Medicine has always been a high-reward, high-stress occupation. But with the currently challenging healthcare climate, physicians are placed under even greater burdens. From mounting fears of malpractice suits, and financial concerns—including pressure to treat more patients and the need to adapt to technological advances—physicians are under more stress than ever. This stress takes a tremendous toll on physicians’ well-being, while increasing their risk of psychiatric disorders, addiction, and stress-related medical illnesses. In addition, physicians are working longer hours, which only compounds these issues.
The American Medical Association (AMA) defines physician impairment as “any physical, mental or behavioral disorder that interferes with ability to engage safely in professional activities.” Recognition of the impaired physician began to emerge as a concern only in the 1970s, and led to the development of physician health programs (PHPs). For decades, these PHPs, such as those sponsored by state medical societies and others at the hospital level, have been vital in the identification, triage, treatment, and monitoring of physicians who may suffer from a number of maladies. Greater support and cooperation from licensing boards and hospital medical disciplinary entities have greatly assisted in this process, while a “tough love” approach that helps physicians but holds them accountable has brought these issues into the foreground where they can be openly addressed. Physicians and patients alike have been positively impacted by these efforts, as physicians’ professional engagement, the quality of care they provide, and their ability to prevent becoming overwhelmed depend, in large part, on the fulfillment they find in work.

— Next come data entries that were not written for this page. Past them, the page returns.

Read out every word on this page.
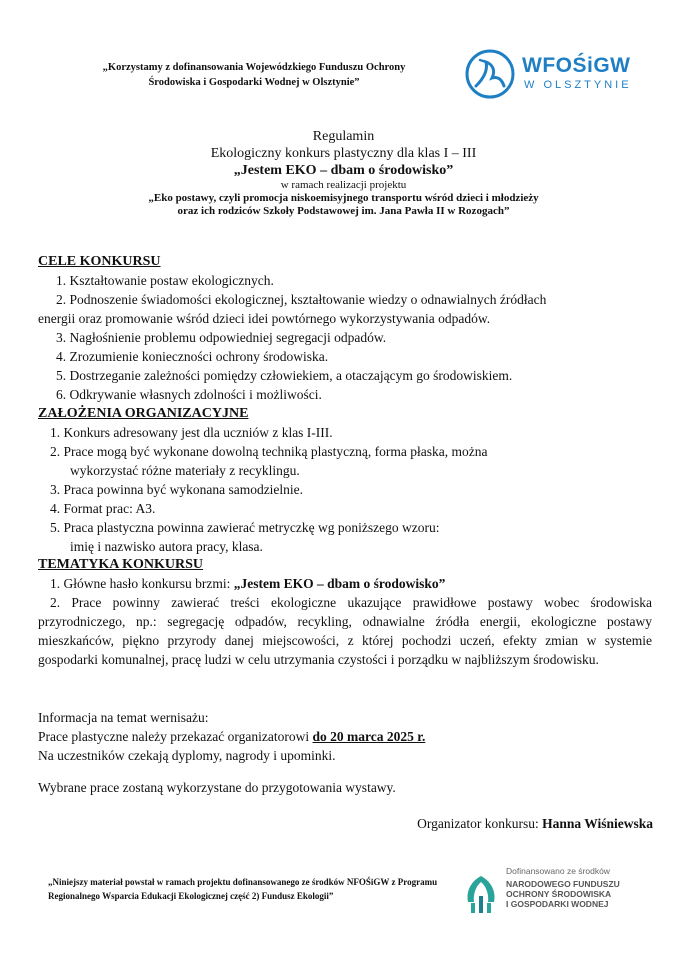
„Korzystamy z dofinansowania Wojewódzkiego Funduszu Ochrony
Środowiska i Gospodarki Wodnej w Olsztynie”
WFOŚiGW
W OLSZTYNIE
Regulamin
Ekologiczny konkurs plastyczny dla klas I – III
„Jestem EKO – dbam o środowisko”
w ramach realizacji projektu
„Eko postawy, czyli promocja niskoemisyjnego transportu wśród dzieci i młodzieży
oraz ich rodziców Szkoły Podstawowej im. Jana Pawła II w Rozogach”
CELE KONKURSU
1. Kształtowanie postaw ekologicznych.
2. Podnoszenie świadomości ekologicznej, kształtowanie wiedzy o odnawialnych źródłach
energii oraz promowanie wśród dzieci idei powtórnego wykorzystywania odpadów.
3. Nagłośnienie problemu odpowiedniej segregacji odpadów.
4. Zrozumienie konieczności ochrony środowiska.
5. Dostrzeganie zależności pomiędzy człowiekiem, a otaczającym go środowiskiem.
6. Odkrywanie własnych zdolności i możliwości.
ZAŁOŻENIA ORGANIZACYJNE
1. Konkurs adresowany jest dla uczniów z klas I-III.
2. Prace mogą być wykonane dowolną techniką plastyczną, forma płaska, można
wykorzystać różne materiały z recyklingu.
3. Praca powinna być wykonana samodzielnie.
4. Format prac: A3.
5. Praca plastyczna powinna zawierać metryczkę wg poniższego wzoru:
imię i nazwisko autora pracy, klasa.
TEMATYKA KONKURSU
1. Główne hasło konkursu brzmi: „Jestem EKO – dbam o środowisko”
2. Prace powinny zawierać treści ekologiczne ukazujące prawidłowe postawy wobec środowiska przyrodniczego, np.: segregację odpadów, recykling, odnawialne źródła energii, ekologiczne postawy mieszkańców, piękno przyrody danej miejscowości, z której pochodzi uczeń, efekty zmian w systemie gospodarki komunalnej, pracę ludzi w celu utrzymania czystości i porządku w najbliższym środowisku.
Informacja na temat wernisażu:
Prace plastyczne należy przekazać organizatorowi do 20 marca 2025 r.
Na uczestników czekają dyplomy, nagrody i upominki.
Wybrane prace zostaną wykorzystane do przygotowania wystawy.
Organizator konkursu: Hanna Wiśniewska
„Niniejszy materiał powstał w ramach projektu dofinansowanego ze środków NFOŚiGW z Programu Regionalnego Wsparcia Edukacji Ekologicznej część 2) Fundusz Ekologii”
Dofinansowano ze środków
NARODOWEGO FUNDUSZU
OCHRONY ŚRODOWISKA
I GOSPODARKI WODNEJ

In the past, these entities focused on the addiction itself. However, over the years the focus has expanded to providing comprehensive addiction programs specializing in treating physicians and other health care professionals in order to achieve higher abstinence rates and successful, responsible transition back to the workplace.
Unique Features of Physicians in General
The environmental factors that can impede physician well-being include the stress of high expectations; the need to make life-and-death decisions, sometimes with limited experience; and disruptive lifestyles due to demanding and inconsistent schedules.
Studies suggest that physicians tend to be compulsive perfectionists, a particular personality trait that has been shown to increase the risk for anxiety and depressive disorders, both of which are linked to addiction. Physicians also can have maladaptive tendencies that include difficulty engaging in leisure activities or taking vacations from work activities, a tendency to be satisfied with a low level of intimacy, such as the type between physician and patient, and a need to assume control of uncontrollable events.
Physicians also demonstrate a tendency to seek marital partners who are skilled at maintaining family relationships and household responsibilities, yet may have difficulty connecting on a deep emotional level with their partners because they are satisfied with the low level of intimacy they typically feel at the workplace.
With regard to the medical marriage, social status and financial stability are the rewards, but the bond often feels empty and delayed gratification is common. Future studies may explore the proposition that the combination of high levels of stress, without a commensurate level of emotional intimacy and connection, enhance the physician’s vulnerability to substance use. Moreover, it has been established that increased accessibility to drugs does increase the likelihood of abuse or addiction in physicians.
Physicians and Personality Styles
Knowledge of the common traits of professionals with addictive disorders helps to facilitate the clinician’s formulation of effective individualized treatment plans. In terms of healthcare professionals, as noted above, research studies suggest that physicians tend to be compulsive perfectionists. Maladaptive implications include difficulty engaging in leisure activities or taking vacations from work activities and problems allocating appropriate time for family functions. Difficulties in setting limits were also noted, along with guilty feelings relative to the pursuit of personal pleasure, which set up a lifestyle of “delayed gratification.” Participation in a competitive and high-profile profession may serve to mitigate long-term feelings of poor self-esteem and to please or impress an internalized parent; similarly, the “impostor phenomenon,” which occurs when high-achieving individuals question their abilities and fear that others will discover them to be frauds, also factors in the road to physicians’ addictions.
Certain specialties among healthcare professionals have demonstrated increased risk of addiction and drug of choice (see Angres, Healing the Healer, 2012). In addition to anesthesia, emergency medicine and psychiatry seem to have higher rates of drug abuse that may be impacted by the baseline personalities of these physicians.
There are any number of personality styles, features, traits and disorders in addicted professionals. Career choice, drug of choice, gender, age of addiction onset, trauma, and a host of other factors can influence personality. In addition to obsessive tendencies and the minimizing or indirect seeking of dependency needs in professional populations, one study published in the Journal of Affective Disorders suggests that physicians as well as lawyers have higher rates of dysthymic temperament and obsessive-compulsive personality traits when compared with the control group of outpatients in various other professions. Needless to say, the causes of practitioners’ distress are numerous, and range from a loss of control over their work spaces to unmanageable workloads and frequent experiences with human suffering and death.